In 1929 Wedgwood began writing a history of Parliament that would include the biographies of every person who sat in the House of Commons. He managed to write two volumes but was unable to find the time needed to finish the project. Wedgwood was disappointed with what he achieved in politics. Near the end of his career he wrote: "I have been everywhere, seen everything, known everybody, done everything - but achieved nothing."

In 1943 he was granted the title Baron Wedgwood of Barlaston and spent the last few months of his political life in the House of Lords rather than his much loved House of Commons.

Josiah Wedgwood died on 26th July, 1943.

Primary Sources

(1) Josiah Wedgwood, Memoirs of a Fighting Life (1942)

Ever since 1905 I have known that there was a man from God, and his name was Henry George! I had no need thenceforth for any other faith.

(2) Josiah Wedgwood, Daily News (1910)

Three men have been imprisoned and two are awaiting trial for taking part in disseminating an opinion with which numbers of men of all politics and religions sympathize. One is under remand for handing to soldiers a leaflet urging them to fire on their fellow-countrymen; one is sentenced to nine months hard labour and two small printers to six months hard labour for printing the same appeal; the fourth for publicly declaring that he agrees with the, is awaiting trial.

These men are prosecuted technically for inciting soldiers to disobey orders (orders not yet given). Technically that is their offence. In reality their offence is that they have ventured to question one of the accepted ideas of comfortable society. The Crown lawyers imagine that they are suppressing agitation by these 'Treason Trials'. In reality, they are creating revolutionaries. For every man who is sentenced under the obsolete act of 1797 ten men spring up fired with indignation and with fanatical hatred of Government methods.

(3) Josiah Wedgwood, Staffordshire Evening Sentinel (1914)

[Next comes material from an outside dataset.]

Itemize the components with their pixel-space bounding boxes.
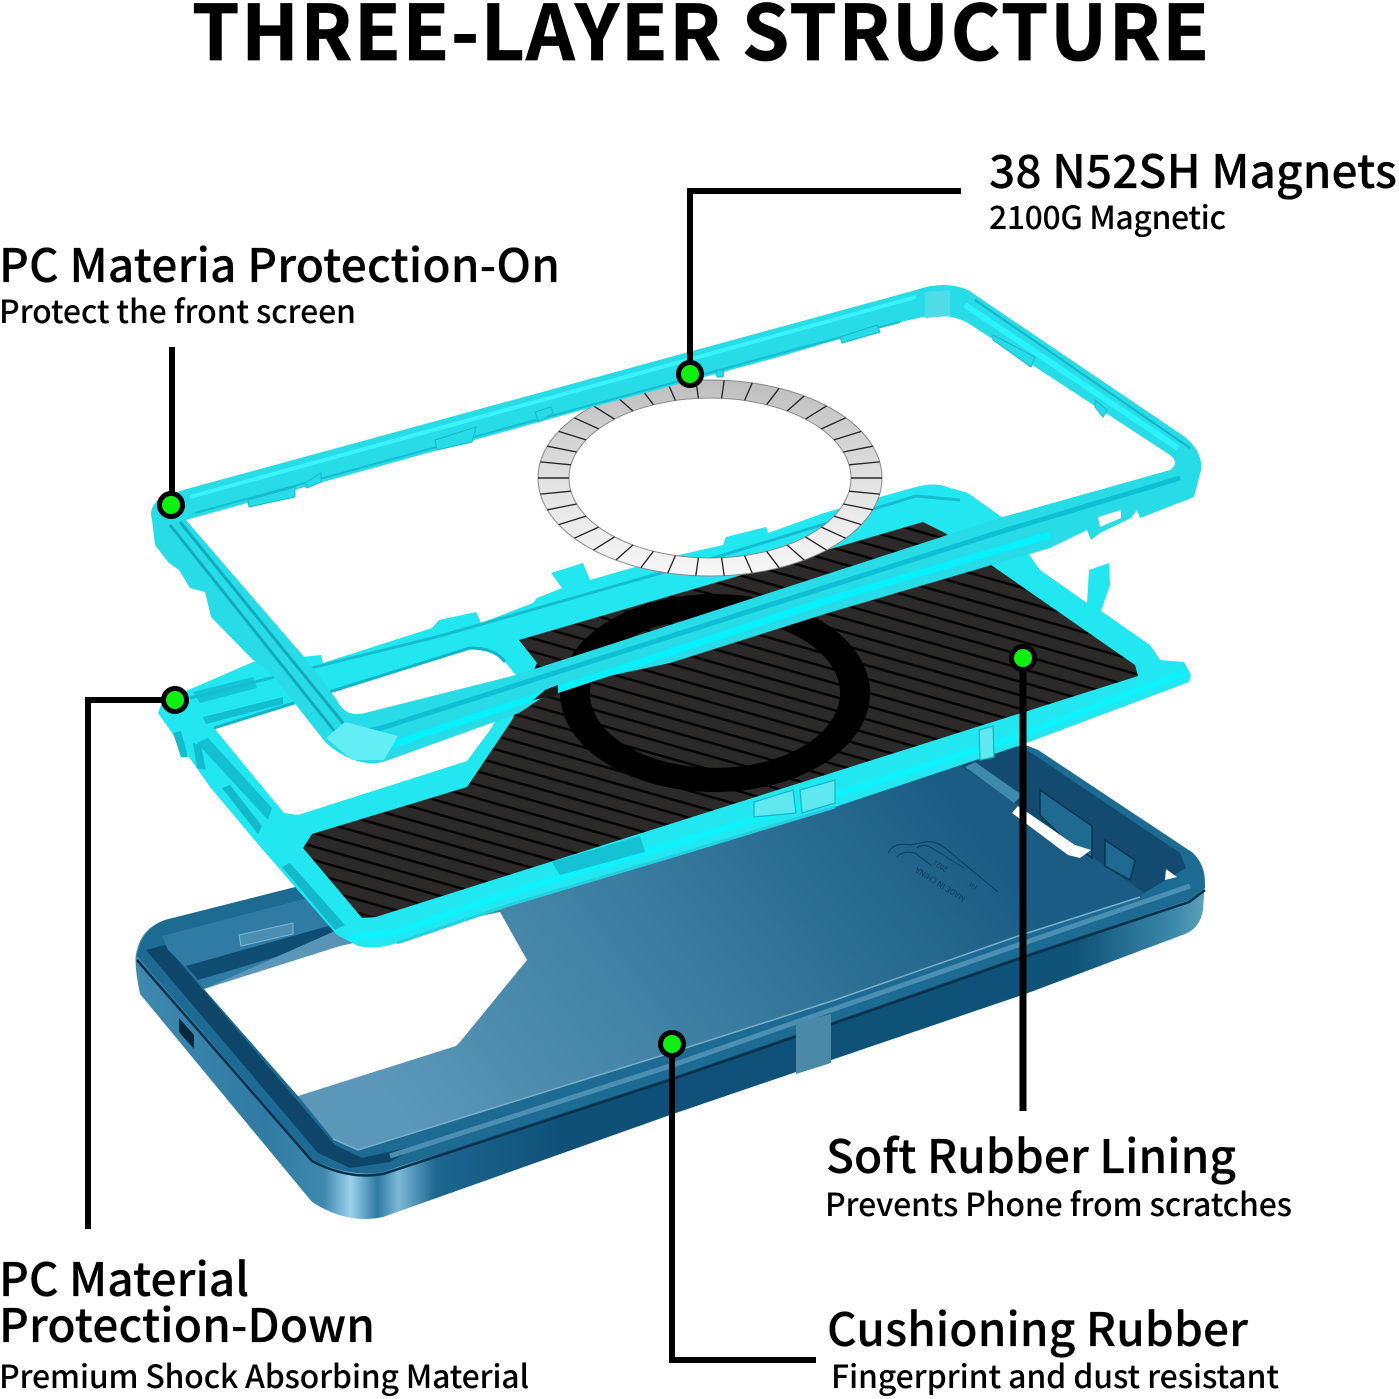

In a few days I shall be leaving for active service in France. This is only what many thousand volunteers from North Staffordshire have done already, or soon will be doing, but, as I have not had an opportunity of speaking here since the war started, I want to use your columns to tell my friends and constituents what is it that compels me to go. Liberals, like myself, love liberty. It is a passion: I cannot explain it. My political work has all been directed to the securing of economic liberty for the worker. I must now leaving the struggle to others and to my children. There is other more elementary and more painful work to be done for liberty. It has to be done. All who think like me ought to take part.

(4) Josiah Wedgwood comments when Clement Attlee became leader of the Labour Party.

He is far and away the best leader the Labour Party has had or could have. In the first place he is better read man than any other in Parliament in my time. He has the highest standards which free him from both ambition and selfishness. I have never heard him depreciate a colleague. In every respect he is the exact antithesis of MacDonald. Nobody is afraid of him or for him: all like him.

(5) Josiah Wedgwood, letter to Camila, his daughter (1942)

I hate fighting but I have to go on doing it. It is the curse with which I was born. Here I am after thirty-three years in Parliament, having been everywhere, seen everything, known everybody, done everything - but achieved nothing. The whole world is infinitely worse than it was thirty-three years ago. But if I started again it would all be the same.